Bengal Tiger (Panthera tigris tigris)
Indochinese Tiger (Panthera tigris corbetti), another name is the Corbetts tiger
Sumatran Tiger (Panthera tigris sumatrae)
Siberian Tiger (Panthera tigris altaica), another name is the Amur, Manchurian or North China tiger
South China Tiger (Panthera tigris amoyensis), another name is the Amoy or Xiamen tiger. The South China Tiger is the most critically endangered subspecies.

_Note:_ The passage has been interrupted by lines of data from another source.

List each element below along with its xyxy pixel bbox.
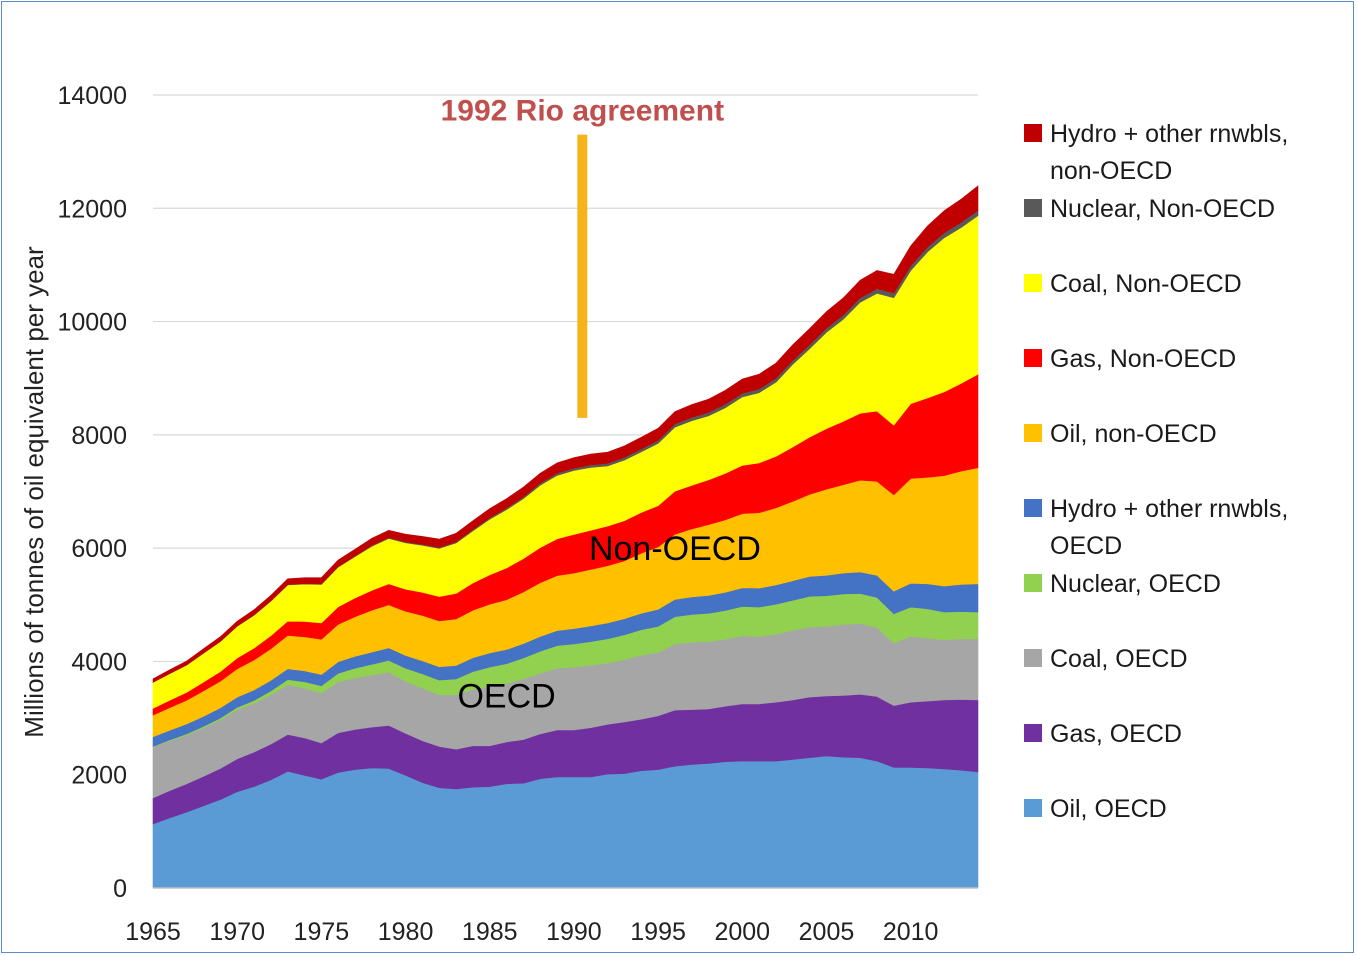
legend-swatch bbox=[1024, 499, 1042, 517]
legend-swatch bbox=[1024, 799, 1042, 817]
legend-swatch bbox=[1024, 124, 1042, 142]
y-tick-label: 14000 bbox=[57, 82, 127, 110]
non-oecd-region-label: Non-OECD bbox=[589, 530, 761, 568]
x-axis-ticks: 1965 1970 1975 1980 1985 1990 1995 2000 2005 2010 bbox=[125, 918, 938, 946]
oecd-region-label: OECD bbox=[457, 677, 555, 715]
x-tick-label: 1965 bbox=[125, 918, 181, 946]
legend-swatch bbox=[1024, 574, 1042, 592]
legend-label: Hydro + other rnwbls, bbox=[1050, 120, 1288, 148]
annotations: 1992 Rio agreement Non-OECD OECD bbox=[441, 95, 761, 716]
legend-label: Nuclear, Non-OECD bbox=[1050, 195, 1275, 223]
legend-swatch bbox=[1024, 724, 1042, 742]
y-tick-label: 10000 bbox=[57, 309, 127, 337]
legend-label: Oil, non-OECD bbox=[1050, 420, 1217, 448]
x-tick-label: 1985 bbox=[462, 918, 518, 946]
x-tick-label: 1975 bbox=[294, 918, 350, 946]
y-tick-label: 8000 bbox=[71, 422, 127, 450]
legend-label: non-OECD bbox=[1050, 157, 1172, 185]
x-tick-label: 1970 bbox=[209, 918, 265, 946]
x-tick-label: 1980 bbox=[378, 918, 434, 946]
legend-swatch bbox=[1024, 199, 1042, 217]
y-tick-label: 12000 bbox=[57, 195, 127, 223]
rio-marker-bar bbox=[577, 134, 588, 418]
x-tick-label: 2010 bbox=[883, 918, 939, 946]
legend-swatch bbox=[1024, 649, 1042, 667]
x-tick-label: 2005 bbox=[799, 918, 855, 946]
legend-label: Gas, Non-OECD bbox=[1050, 345, 1236, 373]
legend-label: Coal, OECD bbox=[1050, 645, 1188, 673]
y-tick-label: 2000 bbox=[71, 762, 127, 790]
legend-label: Coal, Non-OECD bbox=[1050, 270, 1242, 298]
area-hydro-other-rnwbls-non-oecd bbox=[152, 185, 979, 683]
area-series bbox=[152, 185, 979, 889]
x-tick-label: 1990 bbox=[546, 918, 602, 946]
y-tick-label: 6000 bbox=[71, 535, 127, 563]
x-tick-label: 2000 bbox=[714, 918, 770, 946]
legend-swatch bbox=[1024, 274, 1042, 292]
legend-label: Oil, OECD bbox=[1050, 795, 1167, 823]
y-axis-ticks: 0 2000 4000 6000 8000 10000 12000 14000 bbox=[57, 82, 127, 903]
y-axis-label: Millions of tonnes of oil equivalent per… bbox=[19, 246, 49, 738]
legend: Hydro + other rnwbls, non-OECD Nuclear, No… bbox=[1024, 120, 1288, 823]
rio-annotation-label: 1992 Rio agreement bbox=[441, 95, 724, 128]
legend-label: Hydro + other rnwbls, bbox=[1050, 495, 1288, 523]
legend-swatch bbox=[1024, 424, 1042, 442]
legend-label: Gas, OECD bbox=[1050, 720, 1182, 748]
legend-label: OECD bbox=[1050, 532, 1122, 560]
legend-swatch bbox=[1024, 349, 1042, 367]
y-tick-label: 0 bbox=[113, 875, 127, 903]
legend-label: Nuclear, OECD bbox=[1050, 570, 1221, 598]
x-tick-label: 1995 bbox=[630, 918, 686, 946]
y-tick-label: 4000 bbox=[71, 648, 127, 676]
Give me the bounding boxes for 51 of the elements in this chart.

Javan Tiger (Panthera tigris mondaica)
Caspian Tiger (Panthera tigris virgata)
Balinese Tiger (Panthera tigris balica)
Appearance: Coat (fur) can be any variance of color, from yellow to orange/red. White areas on the chest, neck, and the inside of the legs. Stripes coloration can vary from brown/grey to pure black. Form/density of the strips differs within the subspecies, approx. 100 stripes or more. Different subspecies of tiger have somewhat different appearances and variations. Bengal tigers have white color variation.
Habitat: Varies widely, from tropical rainforests to snow-covered coniferous and deciduous forests and from mangrove swamps to drier forests.
Distribution: Tigers occur in parts of India, Manchuria, China, Indonesia, Russia (Siberia).
Asia – primarily in forest lands, but noted some tigers live in areas with tall grasses and vegetation.
Reproduction and Growth: Tigers usually breed during winter season.
Females reach sexual maturity at about 3 years old. Males reach maturity in about 4 years. Females give birth to 2-4 blind cubs about 103 days later. Cubs weigh about 2-3 pounds at birth.
Cubs are dependent on the mother for about a year and a half.
Hunting: Mostly active at night, primarily nocturnal. (active during the day during winter)
Diet: Prey consists mostly of pigs, deer, antelope, buffalo and other large mammals, although tigers have been known to hunt smaller mammals and birds.
Lifespan: wide range – approx. 15 years in the wild; 20+ years in captivity.
Social System and Communication: Solitary animals except for mating. On rare occasion it has been noted tigers will gather to share a large kill. Tigers mark their territory by urine spraying, fecal drops or scratch marks onto trees.
Principal Threats: Habitat destruction and the destruction of prey.